大阪大学、島津製作所、シグマクシスは3月28日、3Dバイオプリント技術の社会実装に向けて3者が協業すると共同記者会見で発表した。

これに先立ち、大阪大学と島津製作所は「3Dバイオプリントを応用したテーラーメイド培養肉の自動生産装置の開発」に関する共同研究契約も締結。2025年に開催を予定している大阪万博で、3Dバイオプリント技術を活用した「培養肉」の展示を目指すとしている。

ステーキのような培養肉「自動化で」

培養肉自動

画像:島津製作所プレスリリースより引用

今回の協業で基礎的な技術開発を担うのは、大阪大学大学院工学研究科の松崎典弥教授だ。

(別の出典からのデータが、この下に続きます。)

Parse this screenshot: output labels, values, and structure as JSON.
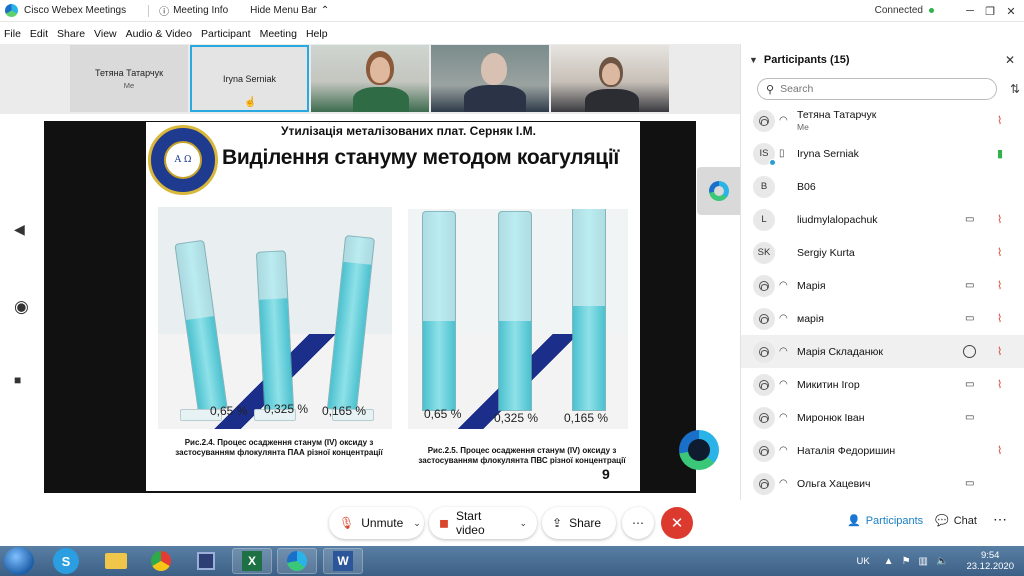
{
  "titlebar": {
    "app_name": "Cisco Webex Meetings",
    "meeting_info": "Meeting Info",
    "hide_menu": "Hide Menu Bar",
    "status": "Connected",
    "status_color": "#2fb34a"
  },
  "menu": [
    "File",
    "Edit",
    "Share",
    "View",
    "Audio & Video",
    "Participant",
    "Meeting",
    "Help"
  ],
  "strip": {
    "tile1_name": "Тетяна Татарчук",
    "tile1_sub": "Me",
    "tile2_name": "Iryna Serniak"
  },
  "slide": {
    "subtitle": "Утилізація металізованих плат. Серняк І.М.",
    "title": "Виділення стануму методом коагуляції",
    "logo_text": "A Ω",
    "photo1_labels": [
      "0,65 %",
      "0,325 %",
      "0,165 %"
    ],
    "photo2_labels": [
      "0,65 %",
      "0,325 %",
      "0,165 %"
    ],
    "caption1_line1": "Рис.2.4. Процес осадження станум (IV) оксиду з",
    "caption1_line2": "застосуванням  флокулянта ПАА різної концентрації",
    "caption2_line1": "Рис.2.5. Процес осадження станум (IV) оксиду з",
    "caption2_line2": "застосуванням  флокулянта ПВС різної концентрації",
    "page_number": "9",
    "liquid_levels_photo1": [
      0.55,
      0.7,
      0.85
    ],
    "liquid_levels_photo2": [
      0.45,
      0.45,
      0.5
    ]
  },
  "participants": {
    "title": "Participants (15)",
    "search_placeholder": "Search",
    "list": [
      {
        "name": "Тетяна Татарчук",
        "sub": "Me",
        "avatar": "person-icon",
        "device": "headset-icon",
        "video": false,
        "chat": false,
        "mic": "muted"
      },
      {
        "name": "Iryna Serniak",
        "sub": "",
        "avatar": "IS",
        "device": "phone-icon",
        "video": false,
        "chat": false,
        "mic": "live"
      },
      {
        "name": "B06",
        "sub": "",
        "avatar": "B",
        "device": "",
        "video": false,
        "chat": false,
        "mic": "none"
      },
      {
        "name": "liudmylalopachuk",
        "sub": "",
        "avatar": "L",
        "device": "",
        "video": true,
        "chat": false,
        "mic": "muted"
      },
      {
        "name": "Sergiy Kurta",
        "sub": "",
        "avatar": "SK",
        "device": "",
        "video": false,
        "chat": false,
        "mic": "muted"
      },
      {
        "name": "Марія",
        "sub": "",
        "avatar": "person-icon",
        "device": "headset-icon",
        "video": true,
        "chat": false,
        "mic": "muted"
      },
      {
        "name": "марія",
        "sub": "",
        "avatar": "person-icon",
        "device": "headset-icon",
        "video": true,
        "chat": false,
        "mic": "muted"
      },
      {
        "name": "Марія Складанюк",
        "sub": "",
        "avatar": "person-icon",
        "device": "headset-icon",
        "video": false,
        "chat": true,
        "mic": "muted"
      },
      {
        "name": "Микитин Ігор",
        "sub": "",
        "avatar": "person-icon",
        "device": "headset-icon",
        "video": true,
        "chat": false,
        "mic": "muted"
      },
      {
        "name": "Миронюк Іван",
        "sub": "",
        "avatar": "person-icon",
        "device": "headset-icon",
        "video": true,
        "chat": false,
        "mic": "none"
      },
      {
        "name": "Наталія Федоришин",
        "sub": "",
        "avatar": "person-icon",
        "device": "headset-icon",
        "video": false,
        "chat": false,
        "mic": "muted"
      },
      {
        "name": "Ольга Хацевич",
        "sub": "",
        "avatar": "person-icon",
        "device": "headset-icon",
        "video": true,
        "chat": false,
        "mic": "none"
      }
    ]
  },
  "controls": {
    "unmute": "Unmute",
    "start_video": "Start video",
    "share": "Share",
    "participants_tab": "Participants",
    "chat_tab": "Chat",
    "end_color": "#dc3a2f",
    "accent": "#1b7fc3"
  },
  "taskbar": {
    "apps": [
      "windows-start-icon",
      "skype-icon",
      "file-explorer-icon",
      "chrome-icon",
      "save-disk-icon",
      "excel-icon",
      "webex-icon",
      "word-icon"
    ],
    "language": "UK",
    "time": "9:54",
    "date": "23.12.2020"
  }
}
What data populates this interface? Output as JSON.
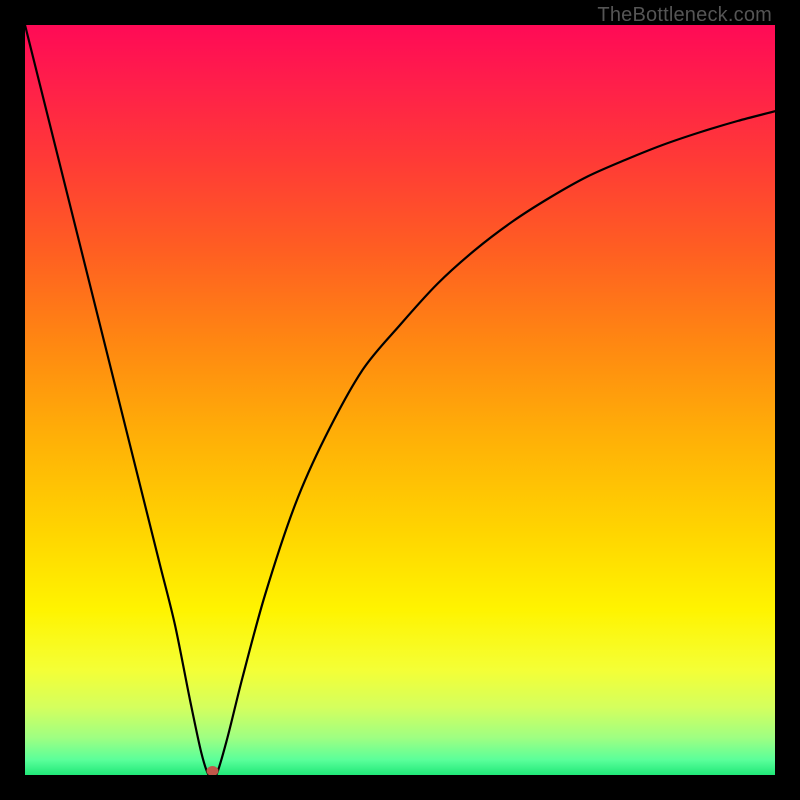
{
  "watermark": "TheBottleneck.com",
  "chart_data": {
    "type": "line",
    "title": "",
    "xlabel": "",
    "ylabel": "",
    "xlim": [
      0,
      100
    ],
    "ylim": [
      0,
      100
    ],
    "x": [
      0,
      2,
      4,
      6,
      8,
      10,
      12,
      14,
      16,
      18,
      20,
      22,
      23.5,
      24.5,
      25.5,
      27,
      29,
      32,
      36,
      40,
      45,
      50,
      55,
      60,
      65,
      70,
      75,
      80,
      85,
      90,
      95,
      100
    ],
    "values": [
      100,
      92,
      84,
      76,
      68,
      60,
      52,
      44,
      36,
      28,
      20,
      10,
      3,
      0,
      0,
      5,
      13,
      24,
      36,
      45,
      54,
      60,
      65.5,
      70,
      73.8,
      77,
      79.8,
      82,
      84,
      85.7,
      87.2,
      88.5
    ],
    "min_point": {
      "x": 25,
      "y": 0
    },
    "marker": {
      "x": 25,
      "y": 0,
      "color": "#c0574a"
    },
    "gradient_stops": [
      {
        "pos": 0.0,
        "color": "#ff0a56"
      },
      {
        "pos": 0.08,
        "color": "#ff1f4a"
      },
      {
        "pos": 0.18,
        "color": "#ff3a36"
      },
      {
        "pos": 0.3,
        "color": "#ff5e22"
      },
      {
        "pos": 0.42,
        "color": "#ff8612"
      },
      {
        "pos": 0.55,
        "color": "#ffb007"
      },
      {
        "pos": 0.68,
        "color": "#ffd600"
      },
      {
        "pos": 0.78,
        "color": "#fff400"
      },
      {
        "pos": 0.86,
        "color": "#f4ff36"
      },
      {
        "pos": 0.91,
        "color": "#d4ff5e"
      },
      {
        "pos": 0.95,
        "color": "#9fff82"
      },
      {
        "pos": 0.98,
        "color": "#5aff9a"
      },
      {
        "pos": 1.0,
        "color": "#20e878"
      }
    ]
  }
}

松崎教授の研究室では、2021年8月、和牛の培養細胞を3Dプリンターを使って組み合わせることで「ステーキ」を作り、大きな話題を呼んだ

培養肉のステーキ

松崎教授が開発した培養肉のステーキ。

画像:大阪大学プレスリリースより引用

細胞を培養して肉を作り出す「培養肉」の研究は、「代替肉」の一つとして世界的に注目されている。

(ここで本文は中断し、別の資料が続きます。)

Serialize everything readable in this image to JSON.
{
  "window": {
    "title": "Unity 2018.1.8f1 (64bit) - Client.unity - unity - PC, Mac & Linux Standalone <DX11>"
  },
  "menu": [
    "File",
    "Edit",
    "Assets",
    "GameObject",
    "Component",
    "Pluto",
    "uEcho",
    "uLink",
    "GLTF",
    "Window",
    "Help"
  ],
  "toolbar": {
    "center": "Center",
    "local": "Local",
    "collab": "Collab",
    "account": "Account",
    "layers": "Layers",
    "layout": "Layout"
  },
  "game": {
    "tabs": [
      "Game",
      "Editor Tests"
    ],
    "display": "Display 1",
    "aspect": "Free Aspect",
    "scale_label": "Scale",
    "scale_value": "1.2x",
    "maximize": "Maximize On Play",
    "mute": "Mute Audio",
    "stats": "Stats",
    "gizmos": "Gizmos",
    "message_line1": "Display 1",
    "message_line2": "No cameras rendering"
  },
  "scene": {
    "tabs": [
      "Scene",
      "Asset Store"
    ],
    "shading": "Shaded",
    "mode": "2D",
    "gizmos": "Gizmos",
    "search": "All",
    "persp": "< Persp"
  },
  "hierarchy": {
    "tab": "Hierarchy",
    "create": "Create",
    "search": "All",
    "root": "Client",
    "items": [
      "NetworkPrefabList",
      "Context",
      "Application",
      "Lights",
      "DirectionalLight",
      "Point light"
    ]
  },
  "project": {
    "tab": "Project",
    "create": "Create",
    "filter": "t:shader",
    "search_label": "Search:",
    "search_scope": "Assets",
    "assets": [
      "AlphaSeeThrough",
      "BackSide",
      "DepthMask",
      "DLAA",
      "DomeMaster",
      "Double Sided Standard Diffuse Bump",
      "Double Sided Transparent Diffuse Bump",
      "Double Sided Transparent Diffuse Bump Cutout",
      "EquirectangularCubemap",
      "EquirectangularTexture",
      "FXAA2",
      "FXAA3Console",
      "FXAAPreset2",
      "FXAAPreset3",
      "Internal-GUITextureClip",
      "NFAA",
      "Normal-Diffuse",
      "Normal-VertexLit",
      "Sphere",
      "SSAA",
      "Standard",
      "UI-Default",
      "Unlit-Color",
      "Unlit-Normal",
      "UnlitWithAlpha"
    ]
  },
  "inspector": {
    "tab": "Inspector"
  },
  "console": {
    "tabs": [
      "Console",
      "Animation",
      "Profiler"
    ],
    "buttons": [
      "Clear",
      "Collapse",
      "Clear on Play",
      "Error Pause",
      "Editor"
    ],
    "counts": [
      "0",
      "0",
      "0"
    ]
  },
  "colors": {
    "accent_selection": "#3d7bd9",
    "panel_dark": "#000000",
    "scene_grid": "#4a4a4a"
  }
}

代替肉の業界では、現状では大豆などの植物をベースとした製品が大半。一方で、動物細胞を培養して肉そのものを作ろうとする動きもある。

2020年にはシンガポールで、世界初となる培養肉によるチキンナゲットの製造販売が許可された。開発したのはアメリカのスタートアップ企業「イート・ジャスト」だ。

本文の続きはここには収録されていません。